The first iteration of feedback wasn’t great because I built the game to only have one route through so I could build my story. It didn’t have the Groundhog Day element that I meant to incorporate. Here were some quotes from the first iteration:

“I thought there would be more endings”

“Pretendistan is funny”

“LOL, Pretendistan is basically Iran”

“It’s really cool that the main character helps the others”

The second two iterations of play-testing were on the final product. But, I tried to make the game more dynamic by adding more choices. The final version of the game did have the Groundhog Day feature. Here are some quotes from my second and third round of play-testing:

“It’s so frustrating, I don’t know how to beat the game.”

“The main character is crazy for abandoning her sister.”

“The premise is sad.”

“This is making me think of Ukraine”

“I think the day loop is cool”


What I liked, What I didn’t like, What I learned

I found the assignment really quite interesting as well as challenging. It was cool to think about something in a more creative way that CS classes typically allow for, creating a story of our own and bringing it to life. I liked going through the mental exercise of looking at different story creation methods, drawing maps, iterating through different ideas, bouncing thoughts off of friends, and honestly doing the actual writing. It’s something I haven’t had the opportunity to do in a really long time and it was honestly refreshing. So, I loved that the assignment afforded us the chance to think outside the box. I also thought that working with Twine was really cool and I was amazed by how easy of a tool it was to use and how robust and high-quality the output could feel. 

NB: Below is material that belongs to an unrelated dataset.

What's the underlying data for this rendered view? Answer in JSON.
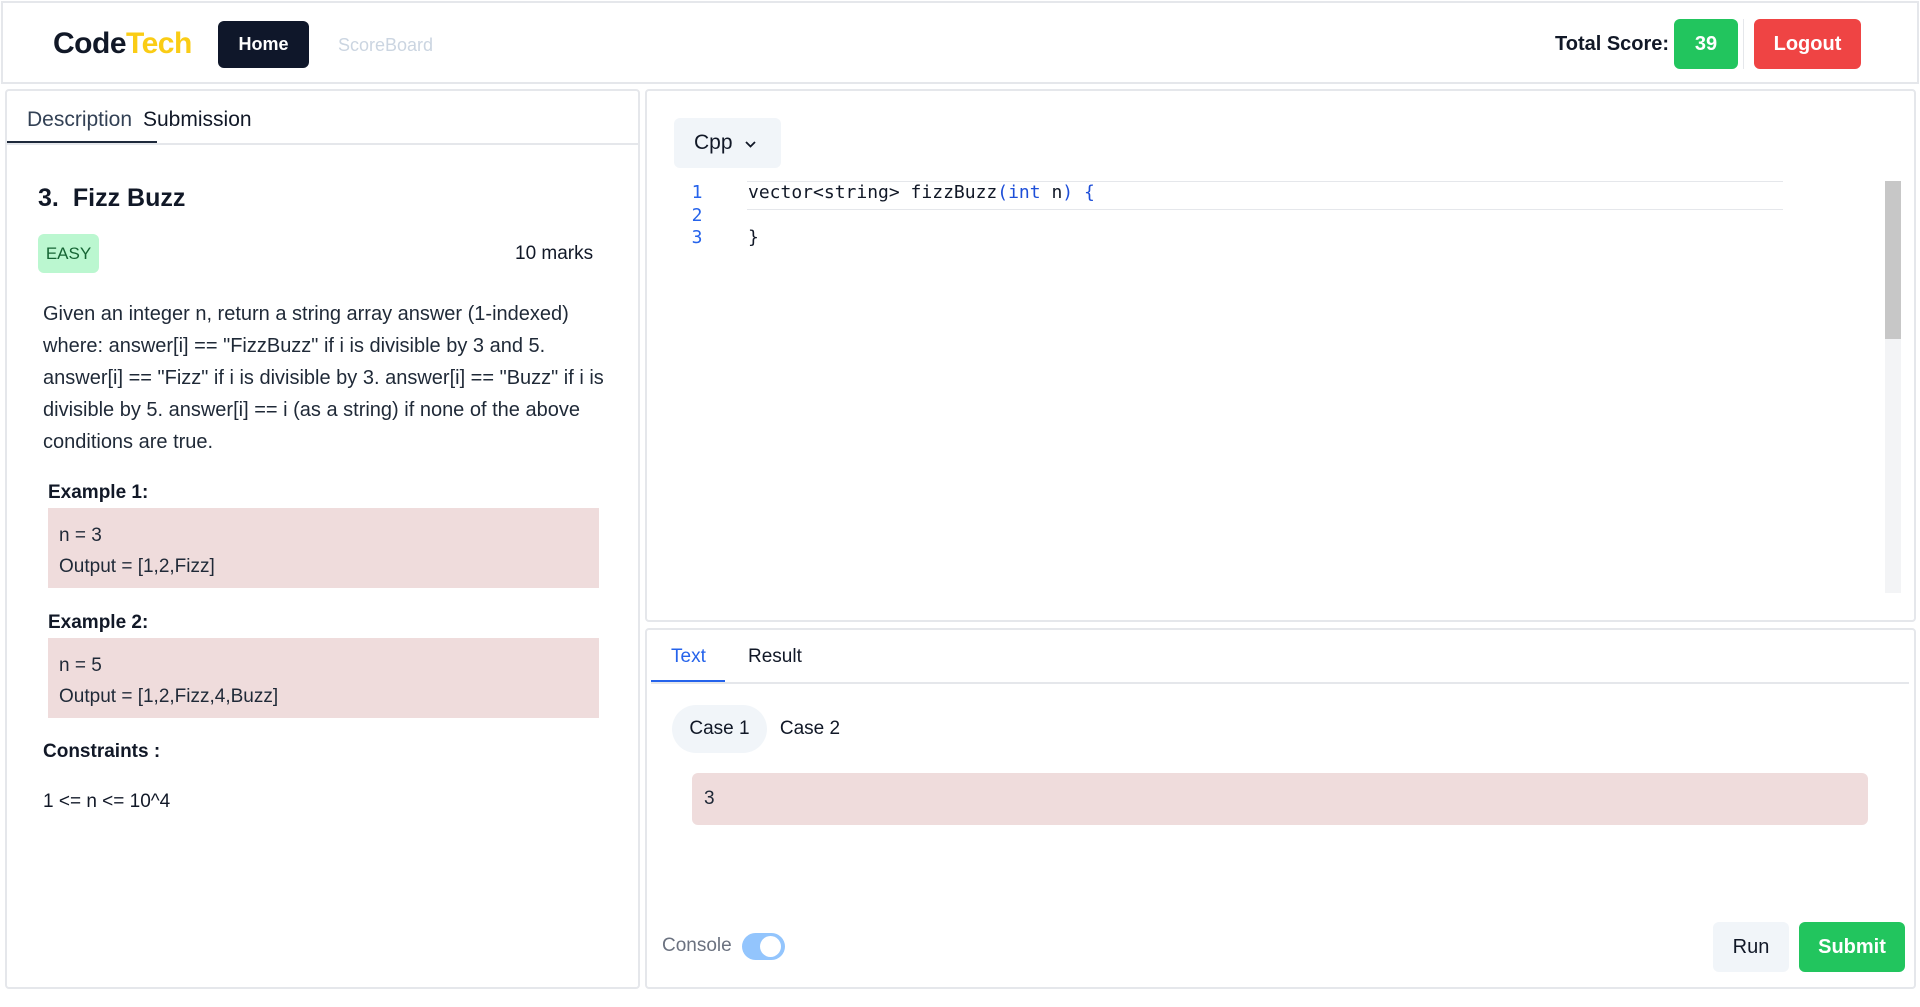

I didn’t necessarily dislike any aspect of the assignment, but I did find it challenging (which I suppose I disliked). Writing is really, really hard. Especially creative writing. Especially when you want there to be a lesson. Coming up with an idea and executing it was really hard, even with guidance and story-writing tools at our disposal. It almost made me miss when writing was a bigger part of my life. But, seriously all the more respect to game story writers and fiction writers in general, they do some tough stuff. 

I hope I didn’t leave anything out! But, really a fun assignment and while the final product isn’t as well-written and high quality as a professional story game, it was fun to show my friends what I had created and I think that the premise could be built out into a much bigger and better story than is possible in one quarter.